After doing some power benchmarking recently (1.2ghz kirkwood with gb net up = 5watts) I decided to work out how fast these arms can do useful work^TM. In the running is a Synology ds212j, DreamPlug running the Freedombox, Nokia n9 mobile phone, and an Intel 2600k just for working out where those relative numbers sit when compared to a desktop machine.



The above image shows the cipher performance of "openssl speed" across many machines. The 2600k is only single threaded, so could be many times faster in real world use by taking advantage of the cores. One interesting point right off the bat is that the 1.2Ghz kirkwood in the synology NAS is bested by the 1.0ghz CPU of the Nokia n9. Arms is not arms.

Removing the overload from the Intel i7 2600K from the graph we see that the Dreamplug is very close to the ds212j in terms of performance.
On the other hand, the digests show a distinct advantage to the Dreamplug setup. Again the n9 has a nice little lead on the others. Since a mobile phone can perform some useful work, one should perhaps also be demanding the NAS also offer handy features as well as just serving data blocks.


The RSA sign and verify graphs both show the same large slump for the ds212j unit. So for connection heavy workloads there would seem to be a large difference to the throughput you might get for the ARM you choose. On the other hand, the Dreamplug and ds212j both have similar performance on steam ciphers. So if connections are longer term then the difference will be less.

I would love to add benchmarks for the CuBox and QNAP 2ghz (TS-219PII) NAS units.

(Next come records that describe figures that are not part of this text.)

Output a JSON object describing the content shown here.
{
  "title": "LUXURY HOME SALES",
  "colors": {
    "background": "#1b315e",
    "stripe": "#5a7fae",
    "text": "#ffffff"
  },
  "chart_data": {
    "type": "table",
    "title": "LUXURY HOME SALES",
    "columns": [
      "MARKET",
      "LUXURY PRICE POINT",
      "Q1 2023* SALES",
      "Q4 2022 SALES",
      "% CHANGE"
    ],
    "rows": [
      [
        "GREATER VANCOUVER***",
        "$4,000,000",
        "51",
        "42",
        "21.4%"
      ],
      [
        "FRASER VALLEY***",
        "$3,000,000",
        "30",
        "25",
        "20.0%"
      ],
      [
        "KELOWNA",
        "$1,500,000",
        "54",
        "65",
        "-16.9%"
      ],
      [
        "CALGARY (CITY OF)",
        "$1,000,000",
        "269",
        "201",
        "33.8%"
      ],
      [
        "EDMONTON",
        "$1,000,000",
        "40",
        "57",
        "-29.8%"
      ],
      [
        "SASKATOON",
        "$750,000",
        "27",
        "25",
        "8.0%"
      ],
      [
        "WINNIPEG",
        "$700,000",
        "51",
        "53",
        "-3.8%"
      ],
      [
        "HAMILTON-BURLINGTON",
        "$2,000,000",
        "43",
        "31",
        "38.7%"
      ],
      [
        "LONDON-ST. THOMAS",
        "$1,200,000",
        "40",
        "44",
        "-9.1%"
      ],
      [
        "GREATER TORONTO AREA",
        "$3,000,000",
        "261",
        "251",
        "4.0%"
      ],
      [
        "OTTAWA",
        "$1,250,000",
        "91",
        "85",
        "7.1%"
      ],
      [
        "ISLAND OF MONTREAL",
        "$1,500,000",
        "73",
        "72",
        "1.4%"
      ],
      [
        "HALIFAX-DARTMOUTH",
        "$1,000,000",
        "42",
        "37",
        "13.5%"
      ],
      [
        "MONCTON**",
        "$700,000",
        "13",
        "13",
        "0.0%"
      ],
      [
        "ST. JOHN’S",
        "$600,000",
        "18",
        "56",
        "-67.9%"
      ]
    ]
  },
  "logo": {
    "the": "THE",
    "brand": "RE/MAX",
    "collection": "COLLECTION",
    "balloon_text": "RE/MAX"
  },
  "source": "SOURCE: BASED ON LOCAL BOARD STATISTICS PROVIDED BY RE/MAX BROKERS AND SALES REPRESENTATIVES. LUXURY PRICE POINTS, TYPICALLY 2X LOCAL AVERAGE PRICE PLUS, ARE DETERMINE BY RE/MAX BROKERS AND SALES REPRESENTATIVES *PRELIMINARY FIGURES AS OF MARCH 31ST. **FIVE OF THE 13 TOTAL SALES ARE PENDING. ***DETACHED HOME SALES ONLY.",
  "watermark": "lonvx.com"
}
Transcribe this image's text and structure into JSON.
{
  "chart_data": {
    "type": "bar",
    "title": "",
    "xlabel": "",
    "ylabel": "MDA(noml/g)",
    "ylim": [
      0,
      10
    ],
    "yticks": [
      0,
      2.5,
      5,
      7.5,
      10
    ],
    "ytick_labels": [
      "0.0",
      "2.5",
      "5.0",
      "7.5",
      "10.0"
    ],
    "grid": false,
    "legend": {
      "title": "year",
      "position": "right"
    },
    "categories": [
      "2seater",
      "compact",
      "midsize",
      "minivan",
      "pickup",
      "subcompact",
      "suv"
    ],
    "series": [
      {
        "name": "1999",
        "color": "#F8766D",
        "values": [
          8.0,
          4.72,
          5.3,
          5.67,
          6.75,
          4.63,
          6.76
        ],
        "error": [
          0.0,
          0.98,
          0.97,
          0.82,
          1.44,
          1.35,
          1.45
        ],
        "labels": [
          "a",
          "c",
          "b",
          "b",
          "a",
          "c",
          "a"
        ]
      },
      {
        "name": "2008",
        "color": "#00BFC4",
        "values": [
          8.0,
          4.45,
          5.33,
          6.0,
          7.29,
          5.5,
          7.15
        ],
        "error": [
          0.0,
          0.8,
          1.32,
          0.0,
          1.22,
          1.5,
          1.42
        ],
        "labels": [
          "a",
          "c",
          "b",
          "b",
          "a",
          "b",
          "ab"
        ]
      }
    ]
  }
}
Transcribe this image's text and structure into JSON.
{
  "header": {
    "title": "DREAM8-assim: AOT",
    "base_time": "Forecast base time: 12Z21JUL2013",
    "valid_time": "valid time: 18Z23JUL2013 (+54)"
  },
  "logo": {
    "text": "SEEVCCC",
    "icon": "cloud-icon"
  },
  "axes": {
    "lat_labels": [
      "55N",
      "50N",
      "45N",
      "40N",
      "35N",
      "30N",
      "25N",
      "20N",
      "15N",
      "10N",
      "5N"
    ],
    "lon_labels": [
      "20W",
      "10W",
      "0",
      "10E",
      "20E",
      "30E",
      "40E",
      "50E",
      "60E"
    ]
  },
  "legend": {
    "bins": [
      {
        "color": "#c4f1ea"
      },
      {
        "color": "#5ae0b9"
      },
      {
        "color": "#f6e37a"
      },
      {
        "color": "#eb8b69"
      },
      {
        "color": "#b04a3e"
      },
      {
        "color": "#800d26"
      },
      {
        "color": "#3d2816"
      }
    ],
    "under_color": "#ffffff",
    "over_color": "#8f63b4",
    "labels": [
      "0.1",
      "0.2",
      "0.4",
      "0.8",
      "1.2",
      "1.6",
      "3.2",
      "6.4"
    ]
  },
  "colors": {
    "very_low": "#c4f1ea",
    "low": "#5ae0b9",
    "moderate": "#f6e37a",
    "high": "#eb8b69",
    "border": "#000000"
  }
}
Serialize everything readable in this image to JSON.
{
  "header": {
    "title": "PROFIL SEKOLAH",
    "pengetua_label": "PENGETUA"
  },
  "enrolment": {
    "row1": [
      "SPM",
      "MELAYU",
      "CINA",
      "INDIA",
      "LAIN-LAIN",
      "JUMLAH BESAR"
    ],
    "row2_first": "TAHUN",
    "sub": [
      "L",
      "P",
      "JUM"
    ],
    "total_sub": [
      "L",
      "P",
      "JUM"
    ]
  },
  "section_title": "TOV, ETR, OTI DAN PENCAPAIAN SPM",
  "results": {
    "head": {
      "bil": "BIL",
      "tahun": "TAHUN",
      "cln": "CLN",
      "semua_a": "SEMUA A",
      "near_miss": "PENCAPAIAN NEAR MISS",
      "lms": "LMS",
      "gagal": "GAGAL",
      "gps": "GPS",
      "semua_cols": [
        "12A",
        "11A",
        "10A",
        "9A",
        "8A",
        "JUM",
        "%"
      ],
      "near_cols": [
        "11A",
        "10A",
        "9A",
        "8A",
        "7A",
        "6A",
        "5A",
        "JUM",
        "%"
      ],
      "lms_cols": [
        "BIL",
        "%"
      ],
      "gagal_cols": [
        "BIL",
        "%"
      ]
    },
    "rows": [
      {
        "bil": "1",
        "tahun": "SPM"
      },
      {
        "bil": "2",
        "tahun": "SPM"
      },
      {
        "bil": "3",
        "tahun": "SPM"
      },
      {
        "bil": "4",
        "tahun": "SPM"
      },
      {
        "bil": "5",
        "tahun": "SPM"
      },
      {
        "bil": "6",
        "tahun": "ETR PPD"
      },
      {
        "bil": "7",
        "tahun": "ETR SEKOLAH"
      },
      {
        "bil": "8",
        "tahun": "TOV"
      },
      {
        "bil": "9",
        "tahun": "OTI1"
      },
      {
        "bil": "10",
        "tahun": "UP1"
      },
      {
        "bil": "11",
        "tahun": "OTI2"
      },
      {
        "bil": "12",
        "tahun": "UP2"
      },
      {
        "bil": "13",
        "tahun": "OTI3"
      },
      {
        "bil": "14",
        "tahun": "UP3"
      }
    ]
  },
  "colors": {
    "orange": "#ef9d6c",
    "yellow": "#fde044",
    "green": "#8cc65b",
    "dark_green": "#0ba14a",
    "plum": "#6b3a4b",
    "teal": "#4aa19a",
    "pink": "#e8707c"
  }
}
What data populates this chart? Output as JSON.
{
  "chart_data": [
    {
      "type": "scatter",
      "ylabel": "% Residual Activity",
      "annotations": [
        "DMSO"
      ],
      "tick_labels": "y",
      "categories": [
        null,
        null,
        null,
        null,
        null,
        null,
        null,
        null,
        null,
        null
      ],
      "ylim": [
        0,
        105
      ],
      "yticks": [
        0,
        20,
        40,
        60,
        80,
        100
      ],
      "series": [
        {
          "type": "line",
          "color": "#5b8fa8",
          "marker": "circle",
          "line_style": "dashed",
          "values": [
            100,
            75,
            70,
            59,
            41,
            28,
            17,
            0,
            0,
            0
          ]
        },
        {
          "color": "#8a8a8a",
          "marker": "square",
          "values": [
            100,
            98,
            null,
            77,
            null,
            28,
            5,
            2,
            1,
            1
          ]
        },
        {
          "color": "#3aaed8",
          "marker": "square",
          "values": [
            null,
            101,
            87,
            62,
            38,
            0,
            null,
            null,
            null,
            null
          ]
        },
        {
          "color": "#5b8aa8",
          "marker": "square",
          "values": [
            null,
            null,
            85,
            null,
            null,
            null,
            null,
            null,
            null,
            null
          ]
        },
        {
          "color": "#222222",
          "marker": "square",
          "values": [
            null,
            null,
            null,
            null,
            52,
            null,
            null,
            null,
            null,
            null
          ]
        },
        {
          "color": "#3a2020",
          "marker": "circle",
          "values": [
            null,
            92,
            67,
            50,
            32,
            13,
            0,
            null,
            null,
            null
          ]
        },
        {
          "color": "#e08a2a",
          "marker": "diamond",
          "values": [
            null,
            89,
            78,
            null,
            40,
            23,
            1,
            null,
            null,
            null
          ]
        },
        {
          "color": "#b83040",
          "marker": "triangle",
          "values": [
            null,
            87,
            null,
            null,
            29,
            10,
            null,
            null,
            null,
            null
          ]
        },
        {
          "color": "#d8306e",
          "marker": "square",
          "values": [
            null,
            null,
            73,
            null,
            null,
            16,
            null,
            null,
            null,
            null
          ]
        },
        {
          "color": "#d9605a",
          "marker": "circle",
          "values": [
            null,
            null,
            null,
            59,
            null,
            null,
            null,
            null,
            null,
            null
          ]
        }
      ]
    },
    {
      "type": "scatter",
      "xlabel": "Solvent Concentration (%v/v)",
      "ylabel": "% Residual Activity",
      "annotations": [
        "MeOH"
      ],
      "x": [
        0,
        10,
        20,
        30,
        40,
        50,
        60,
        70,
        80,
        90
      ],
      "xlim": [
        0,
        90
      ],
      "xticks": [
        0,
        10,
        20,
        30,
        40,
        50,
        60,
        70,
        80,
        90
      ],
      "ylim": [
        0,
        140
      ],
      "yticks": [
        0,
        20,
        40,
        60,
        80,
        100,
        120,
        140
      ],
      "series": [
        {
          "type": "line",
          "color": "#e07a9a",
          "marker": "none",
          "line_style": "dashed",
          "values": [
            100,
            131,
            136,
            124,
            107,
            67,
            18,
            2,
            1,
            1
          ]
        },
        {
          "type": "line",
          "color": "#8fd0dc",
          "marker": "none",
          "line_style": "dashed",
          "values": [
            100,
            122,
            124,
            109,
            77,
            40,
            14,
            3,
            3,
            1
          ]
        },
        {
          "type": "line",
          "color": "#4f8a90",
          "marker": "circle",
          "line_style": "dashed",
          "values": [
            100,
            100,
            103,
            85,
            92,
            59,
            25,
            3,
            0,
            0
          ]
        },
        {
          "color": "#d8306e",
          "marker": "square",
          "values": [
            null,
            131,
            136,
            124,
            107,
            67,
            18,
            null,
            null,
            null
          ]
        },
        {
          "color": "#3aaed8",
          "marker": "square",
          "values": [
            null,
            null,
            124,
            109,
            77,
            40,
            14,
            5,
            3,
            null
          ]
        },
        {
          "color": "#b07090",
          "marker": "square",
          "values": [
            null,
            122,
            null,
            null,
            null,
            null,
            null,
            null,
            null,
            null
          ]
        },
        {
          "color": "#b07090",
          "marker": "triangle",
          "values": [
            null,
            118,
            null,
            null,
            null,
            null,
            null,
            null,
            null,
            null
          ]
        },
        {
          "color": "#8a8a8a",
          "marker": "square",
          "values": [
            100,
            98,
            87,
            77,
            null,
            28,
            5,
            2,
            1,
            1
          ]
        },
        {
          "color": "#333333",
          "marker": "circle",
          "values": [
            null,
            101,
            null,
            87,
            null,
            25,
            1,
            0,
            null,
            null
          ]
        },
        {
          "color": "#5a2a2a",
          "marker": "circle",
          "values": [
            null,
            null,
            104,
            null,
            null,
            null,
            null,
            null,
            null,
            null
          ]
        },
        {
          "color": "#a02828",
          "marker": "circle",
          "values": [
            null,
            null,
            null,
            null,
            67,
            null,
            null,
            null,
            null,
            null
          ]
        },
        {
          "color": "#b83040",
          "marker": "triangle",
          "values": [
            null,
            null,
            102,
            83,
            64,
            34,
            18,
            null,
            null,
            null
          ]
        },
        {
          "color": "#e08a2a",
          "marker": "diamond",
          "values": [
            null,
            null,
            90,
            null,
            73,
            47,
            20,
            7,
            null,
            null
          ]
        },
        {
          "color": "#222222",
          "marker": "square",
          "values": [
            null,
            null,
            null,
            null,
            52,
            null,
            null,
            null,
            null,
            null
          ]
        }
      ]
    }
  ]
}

It would also be interesting to use after market software on the ds212j and see the difference.

7 comments:

punit said...

I would be interested in seeing these numbers for the CuBox. The ARM based devices you've tested are based on an older version of the ARM ISA.

The CuBox uses v7 so you might even be able to try some of the hard float ports of Linux which should give a nice performance boost compared to the older designs.

Riku Voipio said...

Hi,

Here's cubox numbers:

http://kos.to/cubox-ssl.txt

Running cubox 2.6.32 kernel, openssl from ubuntu precise armhf. Hope the lack of openssl config doesn't mess the performance of the test

And here pandaboard (OMAP4430)

http://nchippin.kos.to/pandaboard-ssl.txt

Running linaro 12.05 image (3.3 kernel).

While you are benchmarking, howabout speed/watt graphs? pandaboard is also around 5W, while cubox is advertized at 3W. It would be interesting to see how they compare to i7 speed/watts.

I think the AES code in openssl might be missing some important optimization in my tests.

Riku Voipio said...

Indeed the debian/ubuntu packages were compiled without arm assembler support. new numbers at:

http://kos.to/pandaboard-ssl-new.txt

monkeyiq said...

A problem when trying to get watts/op for the i7 is how the PSU is put together and the rest of the system. Ideally, a no card system with a microPSU should give a low watt/op ratio at a reasonable cost.

Thanks for the numbers, I have OLPC and Xoom now too, so some follow up graphs will be coming at some stage ;)

Kevin Kofler said...

And as expected, the x86 machine completely blows away all those ARMs.

monkeyiq said...

Although, as mentioned above, if the graph was more on ops/watt it would be interesting to see how the arms do against the x86.

A.T. said...

@Kevin Kofler: for x86 perspective - normalise speed with power consumed, it will get better picture for target market.